Recomendo a leitura dos dois últimos parágrafos desta notícia publicada hoje no DN.
Muito frequentemente, a maioria dos eleitos para a assembleia municipal e para a câmara municipal pertence ao mesmo partido e existe a errada ideia de que o primeiro desses órgãos tem papel secundário. Mas não era esse o espírito do legislador.
Por desconhecimento dos processos de decisão e do funcionamento dos órgãos das autarquias locais, a esmagadora maioria dos eleitores tende a votar no mesmo partido para ambos os órgãos municipais, supondo com isso fortalecer o poder. Contudo, na prática enfraquece-o porque anula o papel fiscalizador atribuído às assembleias municipais.
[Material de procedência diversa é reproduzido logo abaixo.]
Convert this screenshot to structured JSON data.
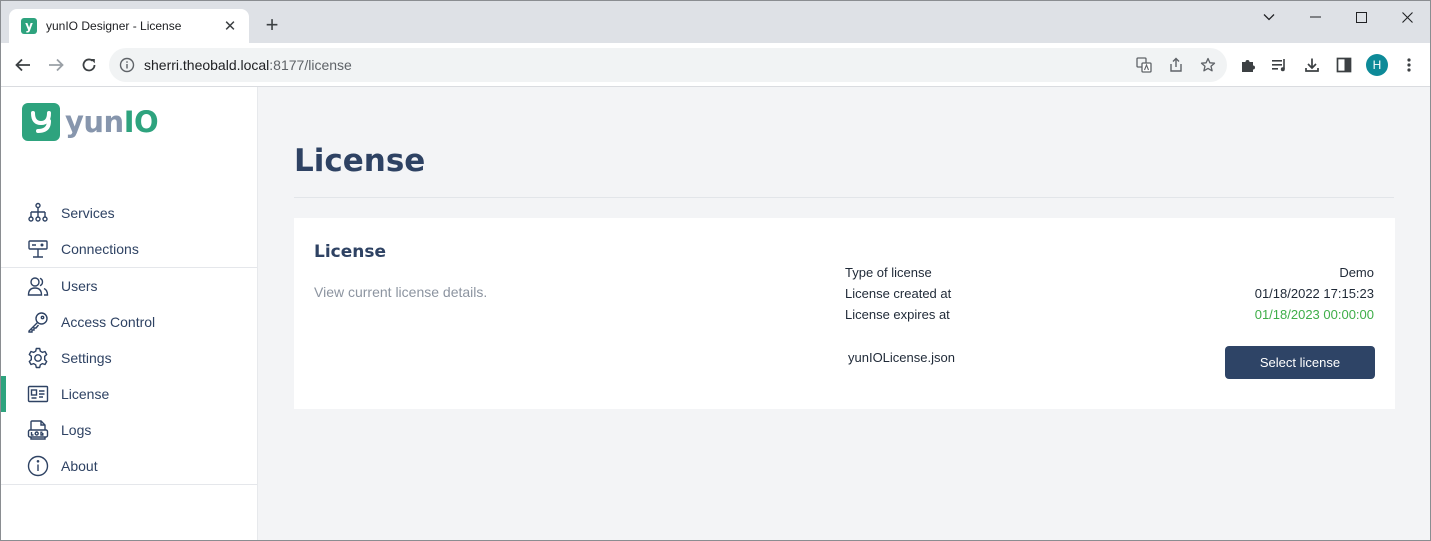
{
  "browser": {
    "tab_title": "yunIO Designer - License",
    "tab_close": "✕",
    "new_tab": "+",
    "url_host": "sherri.theobald.local",
    "url_rest": ":8177/license",
    "profile_initial": "H"
  },
  "logo": {
    "mark": "y",
    "text_yun": "yun",
    "text_io": "IO"
  },
  "sidebar": {
    "groups": [
      [
        {
          "label": "Services",
          "icon": "sitemap-icon"
        },
        {
          "label": "Connections",
          "icon": "connection-icon"
        }
      ],
      [
        {
          "label": "Users",
          "icon": "users-icon"
        },
        {
          "label": "Access Control",
          "icon": "key-icon"
        },
        {
          "label": "Settings",
          "icon": "gear-icon"
        },
        {
          "label": "License",
          "icon": "id-card-icon",
          "active": true
        },
        {
          "label": "Logs",
          "icon": "logs-icon"
        },
        {
          "label": "About",
          "icon": "info-icon"
        }
      ]
    ]
  },
  "page": {
    "title": "License",
    "card": {
      "title": "License",
      "description": "View current license details.",
      "details": [
        {
          "key": "Type of license",
          "value": "Demo"
        },
        {
          "key": "License created at",
          "value": "01/18/2022 17:15:23"
        },
        {
          "key": "License expires at",
          "value": "01/18/2023 00:00:00"
        }
      ],
      "file_name": "yunIOLicense.json",
      "select_button": "Select license"
    }
  },
  "colors": {
    "accent": "#2ea37e",
    "primary": "#2e4466",
    "expires": "#3fae49"
  }
}
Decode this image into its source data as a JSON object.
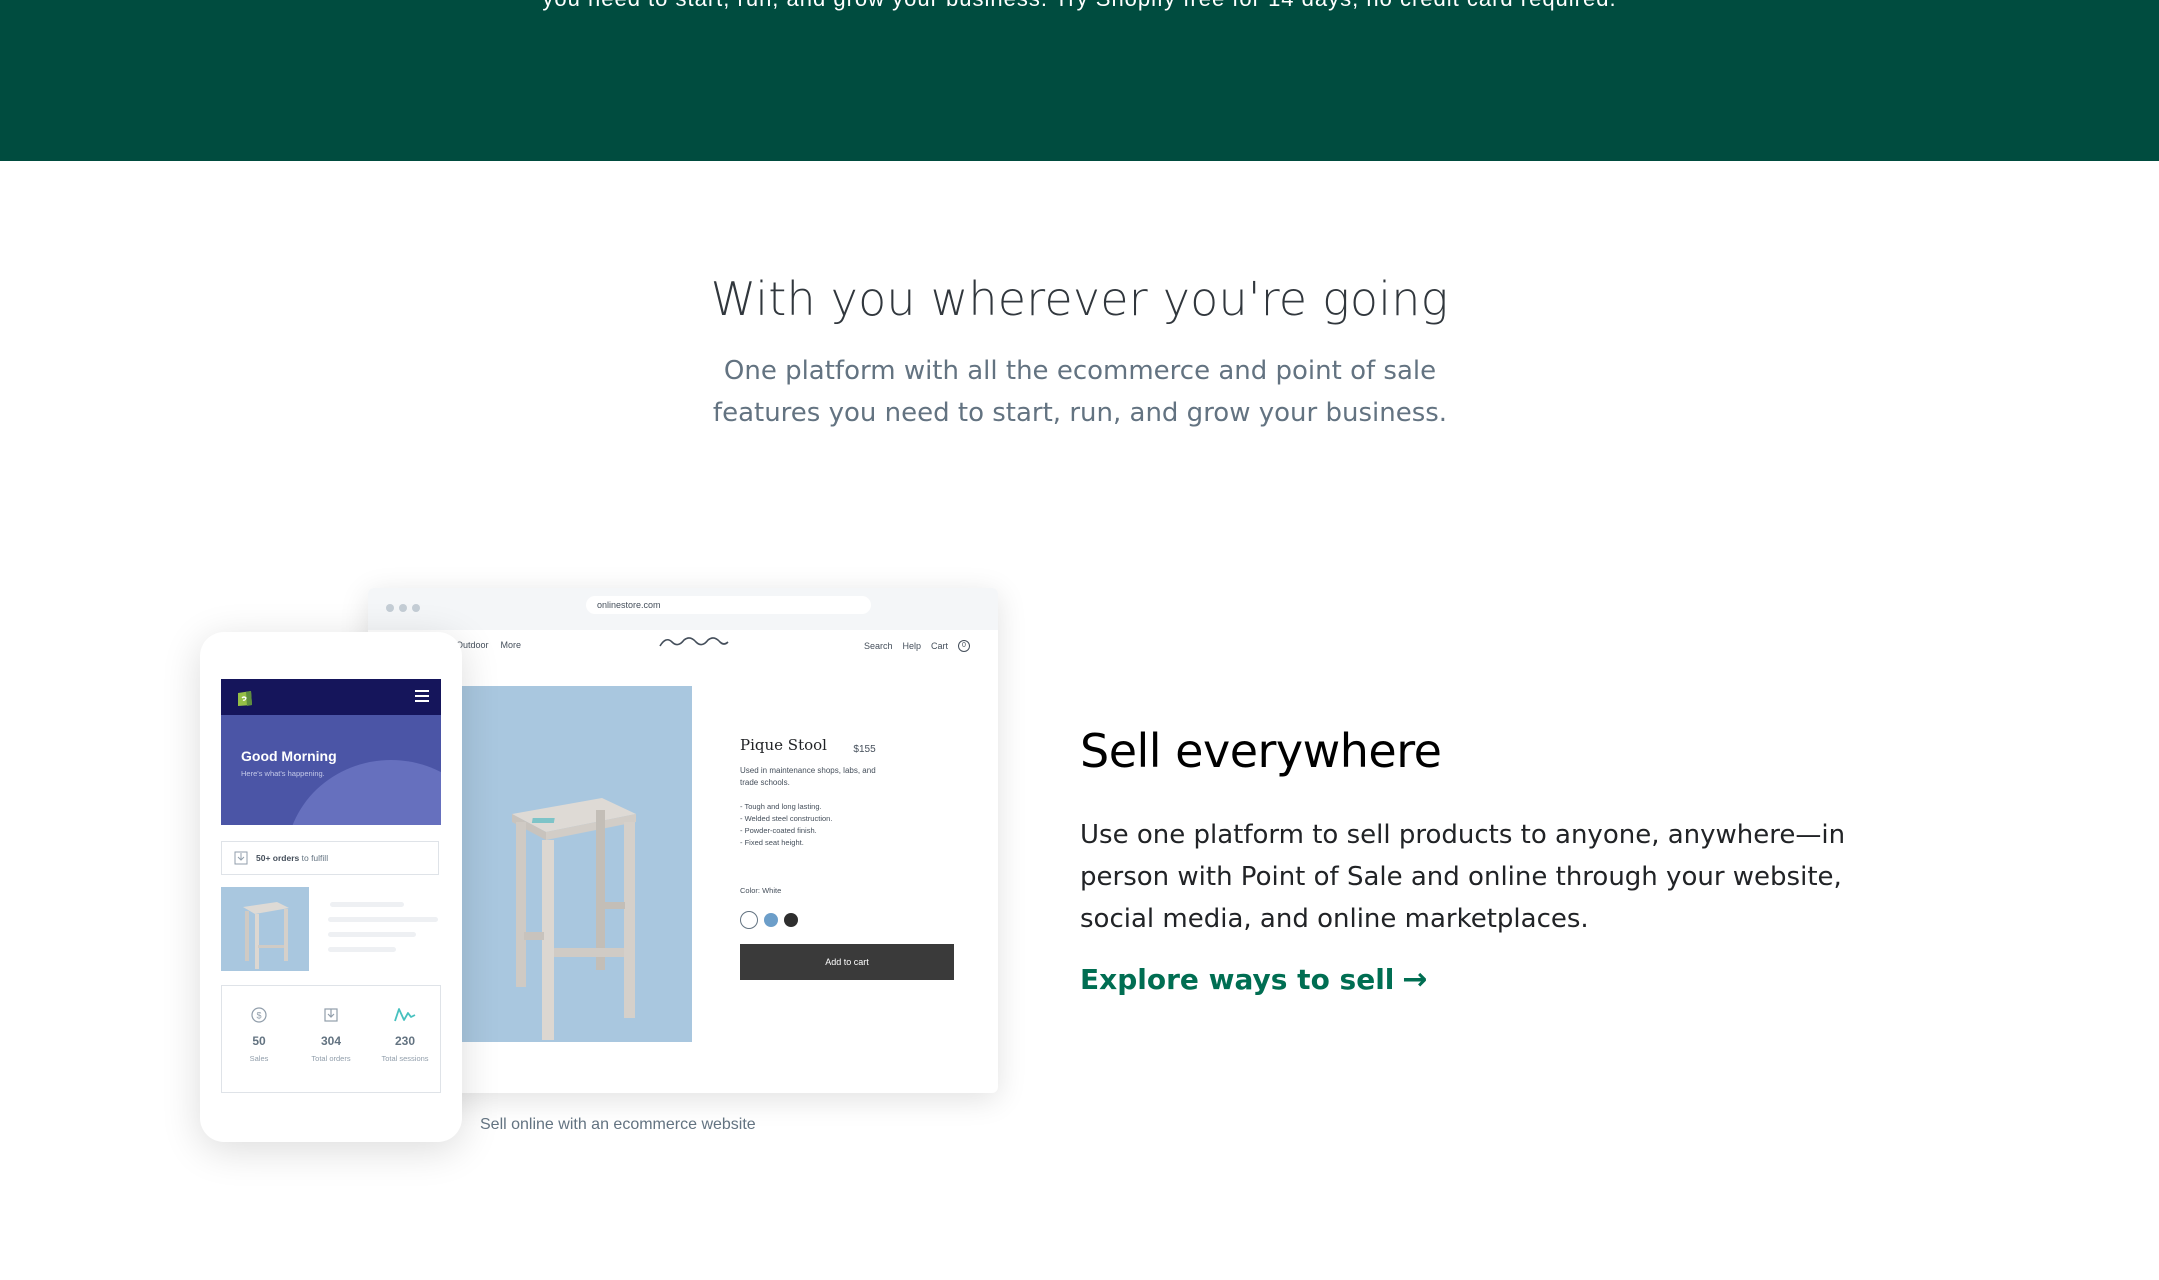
{
  "top_band": {
    "partial_text": "you need to start, run, and grow your business. Try Shopify free for 14 days, no credit card required."
  },
  "intro": {
    "headline": "With you wherever you're going",
    "subline": "One platform with all the ecommerce and point of sale features you need to start, run, and grow your business."
  },
  "illustration": {
    "browser": {
      "url": "onlinestore.com",
      "nav_left": [
        "Outdoor",
        "More"
      ],
      "nav_right": [
        "Search",
        "Help",
        "Cart"
      ],
      "cart_count": "0"
    },
    "product": {
      "title": "Pique Stool",
      "price": "$155",
      "description": "Used in maintenance shops, labs, and trade schools.",
      "bullets": [
        "- Tough and long lasting.",
        "- Welded steel construction.",
        "- Powder-coated finish.",
        "- Fixed seat height."
      ],
      "color_label": "Color: White",
      "swatch_colors": [
        "#ffffff",
        "#6c9ec9",
        "#2e2e2e"
      ],
      "add_to_cart": "Add to cart"
    },
    "phone": {
      "greeting": "Good Morning",
      "greeting_sub": "Here's what's happening.",
      "orders_bold": "50+ orders",
      "orders_rest": "to fulfill",
      "stats": [
        {
          "icon": "dollar-icon",
          "value": "50",
          "label": "Sales"
        },
        {
          "icon": "orders-icon",
          "value": "304",
          "label": "Total orders"
        },
        {
          "icon": "sessions-icon",
          "value": "230",
          "label": "Total sessions"
        }
      ]
    },
    "caption": "Sell online with an ecommerce website"
  },
  "feature": {
    "title": "Sell everywhere",
    "body": "Use one platform to sell products to anyone, anywhere—in person with Point of Sale and online through your website, social media, and online marketplaces.",
    "link_label": "Explore ways to sell",
    "link_arrow": "→",
    "link_color": "#006e52"
  },
  "colors": {
    "band": "#004c3f",
    "phone_header": "#15155b",
    "phone_hero": "#4b55a6",
    "product_bg": "#a9c7df"
  }
}
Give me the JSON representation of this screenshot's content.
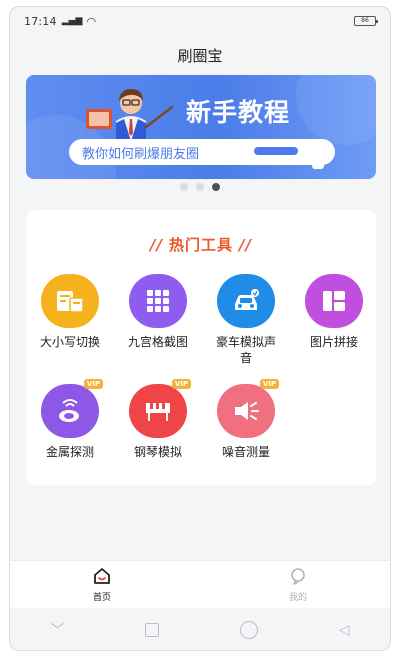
{
  "status": {
    "time": "17:14",
    "signal": "4G",
    "battery": "86"
  },
  "app": {
    "title": "刷圈宝"
  },
  "banner": {
    "title": "新手教程",
    "subtitle": "教你如何刷爆朋友圈"
  },
  "section": {
    "title": "热门工具",
    "deco": "//"
  },
  "tools": [
    {
      "label": "大小写切换",
      "icon": "text-icon",
      "color": "#f6b21c",
      "vip": ""
    },
    {
      "label": "九宫格截图",
      "icon": "grid-icon",
      "color": "#8f5cf0",
      "vip": ""
    },
    {
      "label": "豪车模拟声音",
      "icon": "car-icon",
      "color": "#1f8de8",
      "vip": ""
    },
    {
      "label": "图片拼接",
      "icon": "collage-icon",
      "color": "#c04fe0",
      "vip": ""
    },
    {
      "label": "金属探测",
      "icon": "detector-icon",
      "color": "#8e58e6",
      "vip": "VIP"
    },
    {
      "label": "钢琴模拟",
      "icon": "piano-icon",
      "color": "#f04548",
      "vip": "VIP"
    },
    {
      "label": "噪音测量",
      "icon": "speaker-icon",
      "color": "#f07080",
      "vip": "VIP"
    }
  ],
  "tabs": [
    {
      "label": "首页",
      "icon": "home-icon",
      "active": true
    },
    {
      "label": "我的",
      "icon": "profile-icon",
      "active": false
    }
  ],
  "colors": {
    "accent": "#f0572b",
    "banner": "#4b7ce8",
    "active_tab": "#222222",
    "inactive_tab": "#b0b4bc"
  }
}
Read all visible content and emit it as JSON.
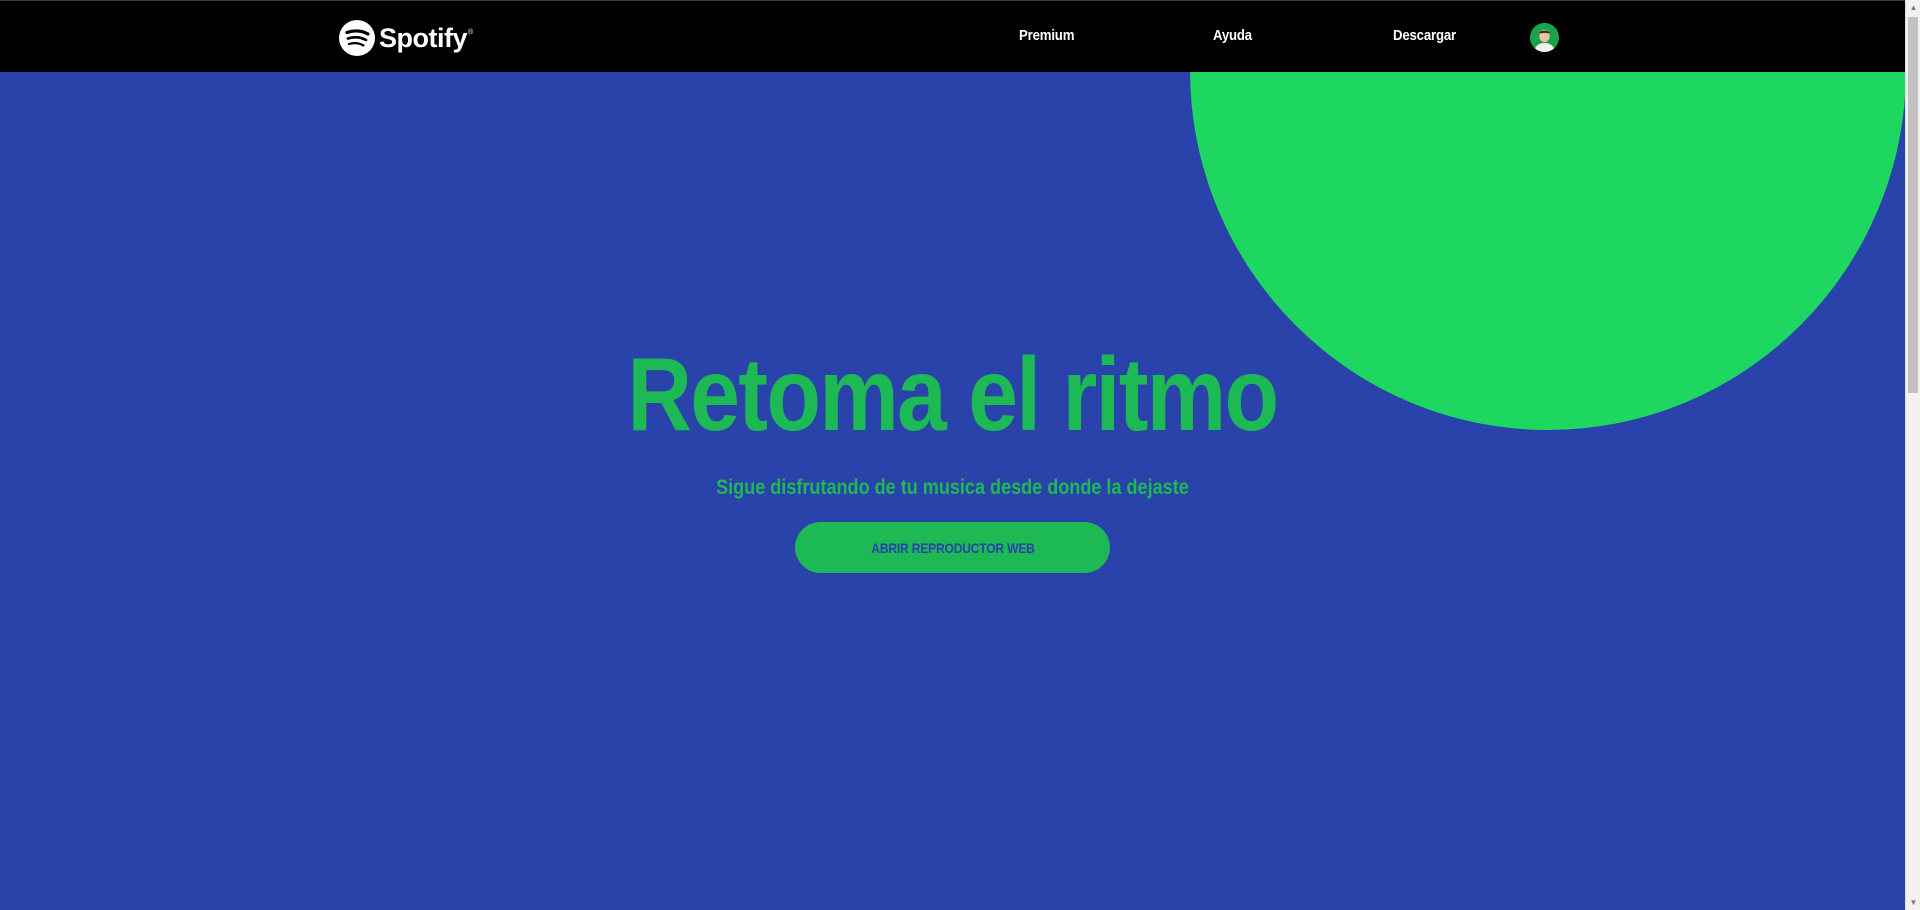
{
  "nav": {
    "brand": "Spotify",
    "brand_mark": "®",
    "links": [
      {
        "label": "Premium"
      },
      {
        "label": "Ayuda"
      },
      {
        "label": "Descargar"
      }
    ],
    "avatar_icon": "user-avatar"
  },
  "hero": {
    "title": "Retoma el ritmo",
    "subtitle": "Sigue disfrutando de tu musica desde donde la dejaste",
    "cta_label": "ABRIR REPRODUCTOR WEB"
  },
  "colors": {
    "background": "#2a43aa",
    "navbar": "#000000",
    "accent_green": "#1db954",
    "circle_green": "#1ed760",
    "text_white": "#ffffff"
  },
  "icons": {
    "logo": "spotify-logo-icon",
    "scroll_up": "scroll-up-arrow-icon",
    "scroll_down": "scroll-down-arrow-icon"
  }
}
Há provas mais que suficientes de que se uma assembleia municipal tiver maioria de deputados de cor política diferente da que prevalece na câmara é aquele órgão que desempenha o papel-chave nas deliberações.
Pelo contrário, quando a maioria política em ambos os órgãos é idêntica, a função deliberativa e fiscalizadora da assembleia municipal perde relevância e, por extensão, dilui-se até o poder das juntas e assembleias de freguesia, visto que o funcionamento destes órgãos depende, significativamente, da descentralização de funções e do financiamento camarário.
Sempre que a maioria nos dois órgãos é de um só partido, o centro do poder desloca-se para poucos: os vereadores com funções executivas na câmara. Até o papel dos vereadores da oposição é secundário.
Mas se as maiorias forem diferentes, o poder reside, e muito bem, na assembleia ou parlamento municipal.
Há provas evidentes de que a democracia e o poder local em nada beneficiam com maiorias monocolores nos dois órgãos municipais. Em Alcochete, inclusive.
Um exemplo prático: será possível, num município monocolor, tentar aprovar uma moção de censura à câmara, sanção política prevista na lei das autarquias?
Analisando os resultados das eleições para as autarquias registados desde 1976 no concelho de Alcochete, raramente o mesmo partido teve mais de 100 votos de diferença entre ambos os órgãos.
Vale a pena recordar que a lei das autarquias locais (Lei n.º 169/99, de 18 de Setembro) determina que "a assembleia municipal é constituída pelos presidentes das juntas de freguesia e por membros eleitos pelo colégio eleitoral do município, em número igual ao daqueles mais um" e que "o número de membros eleitos directamente não pode ser inferior ao triplo do número de membros da respectiva câmara municipal."
A intenção do legislador foi clara ao definir este esquema: criar um parlamento municipal e evitar que a maioria política na gestão camarária influencie as decisões da assembleia.
Voltando ao caso de Alcochete: como existem três presidentes de junta, os membros eleitos directamente teriam de ser quatro. Mas como a câmara tem sete vereadores, terá de haver um mínimo de 21 eleitos directamente para a assembleia.
Mas em Alcochete – e não só, porque na maioria dos municípios a situação é semelhante – as intenções do legislador têm sido iludidas: na câmara e na assembleia tem havido, quase sempre, confortável maioria de uma só cor partidária.
São ainda evidentes as intenções do legislador quanto à separação de poderes, ao determinar que "a câmara municipal faz-se representar, obrigatoriamente, nas sessões da assembleia municipal, pelo presidente, que pode intervir nos debates sem direito a voto".
Está ainda estatuído que "os vereadores devem assistir às sessões da assembleia municipal, sendo-lhes facultado intervir nos debates, sem direito a voto, a solicitação do plenário ou com a anuência do presidente da câmara (...)".
E, caso o plenário não peça a intervenção dos vereadores ou o presidente da câmara discorde da mesma, aqueles apenas poderão "intervir no final da reunião para o exercício do direito de defesa da honra".